Maybe we can pretend that non-banks and the “shadow” banking system can somehow be isolated from the entire monetary system.
But that is a charade.
It is primarily the failure of the non-banks that is bringing down the economy and the money system.
I find it amusing when Fed economists lay down the line that the problems are more structural, or more systemic than say sub-prime loans, or SIVs without risk.
And then they leave you hanging.
Here’s a clue.
The debt-money is insolvent.
As a result, the banks, the non-banks and the highly-leveraged capital markets appear to be faulty and in need of a fix.
There is no fix.
The debt-money system is broke, broken and insolvent. Read : “How Debt Money Goes Broke”.
http://www.financialsense.com/fsu/editorials/2005/1212b.html
“Thus, when interest charges…overtake annual debt growth… liquidation will immediately trigger cascading cross-defaults. …. the Fed cannot facilitate the expansion of government debt to fill the breach and simultaneously ….. keep debt growth greater than interest charges, the precondition for the viability of a debt-based monetary system. Once started, cascading cross-defaults consume all debt within an economy. The Fed has only two options: institute a new monetary system with a new currency or return monetary authority to the market and shut down.”
So, I vote for Greenbacks !
I am puzzled about Groton’s statement that we do not know for sure how securitization arose (28). Securitization like derivatization was created first within the GSE entities: ie GNMA pass through securities, FHLMC participation certificates, and FNMA mortgage backed securities and the accompanying interest rates swaps to manage duration risk. Freddie Mac also issued in June 1983 a billion dollar landmark CMO. (The Handbook of Mortgage Backed Securities edited by Fabozzi is a great source).

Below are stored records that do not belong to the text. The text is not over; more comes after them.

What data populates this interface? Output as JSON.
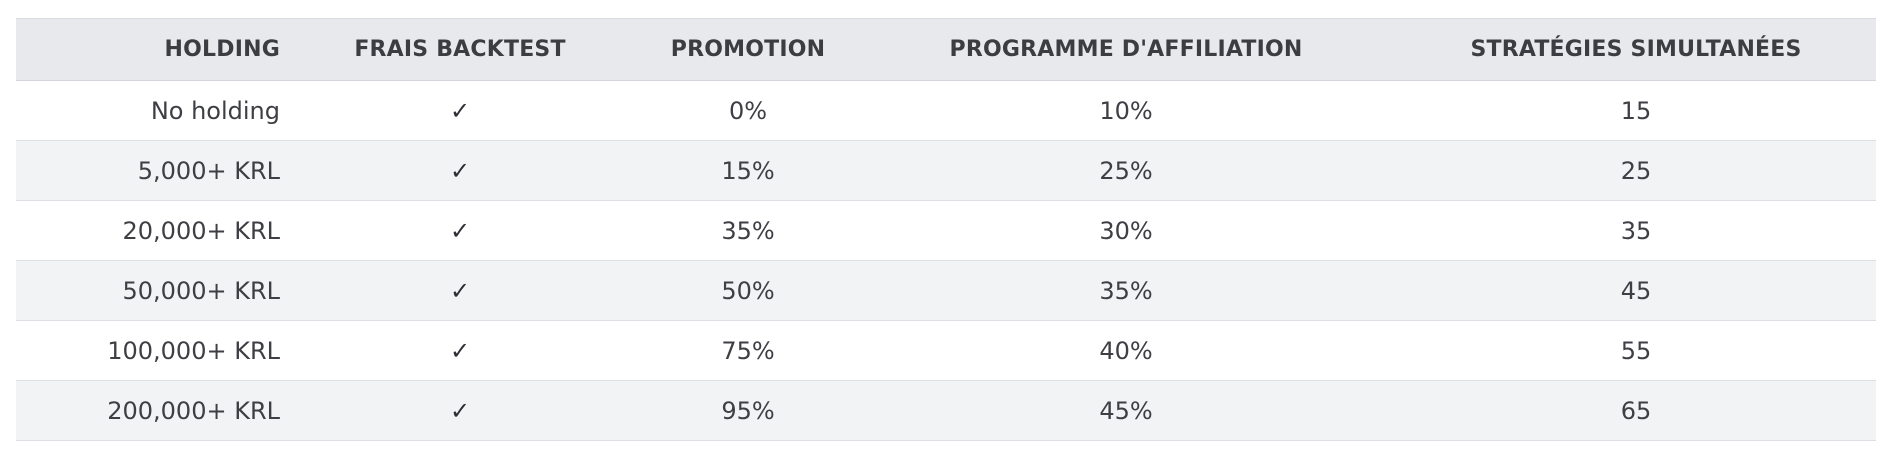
{
  "table": {
    "headers": {
      "holding": "HOLDING",
      "frais_backtest": "FRAIS BACKTEST",
      "promotion": "PROMOTION",
      "affiliation": "PROGRAMME D'AFFILIATION",
      "strategies": "STRATÉGIES SIMULTANÉES"
    },
    "rows": [
      {
        "holding": "No holding",
        "frais_backtest": "✓",
        "promotion": "0%",
        "affiliation": "10%",
        "strategies": "15"
      },
      {
        "holding": "5,000+ KRL",
        "frais_backtest": "✓",
        "promotion": "15%",
        "affiliation": "25%",
        "strategies": "25"
      },
      {
        "holding": "20,000+ KRL",
        "frais_backtest": "✓",
        "promotion": "35%",
        "affiliation": "30%",
        "strategies": "35"
      },
      {
        "holding": "50,000+ KRL",
        "frais_backtest": "✓",
        "promotion": "50%",
        "affiliation": "35%",
        "strategies": "45"
      },
      {
        "holding": "100,000+ KRL",
        "frais_backtest": "✓",
        "promotion": "75%",
        "affiliation": "40%",
        "strategies": "55"
      },
      {
        "holding": "200,000+ KRL",
        "frais_backtest": "✓",
        "promotion": "95%",
        "affiliation": "45%",
        "strategies": "65"
      }
    ]
  },
  "colors": {
    "header_bg": "#e7e9ed",
    "row_alt_bg": "#f2f3f5",
    "text": "#3e3f44"
  }
}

It was the GSE together with the private IB sector that developed these instruments and created secondary markets under the government agency safe-haven where experimentation without interference from traditional public market oversight regulators allowed for extensive innovation. The IBs also developed private label products backed not by GSE guarantees but by private LOC; then much later CDS.
The GSEs provided stability to securitization/derivatization and the secondary markets but at a high cost to taxpayers. Then too the initial shock to the securization system was the concern over GSE failure and the ensuing scandals. Once there was concern over GSE failure it was only a matter of time before private issue securitization would be subjected to greater scrutiny at a time when credit was being extended to the least creditworthy.
If the system is to be re-booted then what is needed is a re-tooled GSE but that will not happen unless until the GSEs are recognized as the lynchpin in the system; much the way demand deposits do not reflect the risk of bank failure because of government guarantees.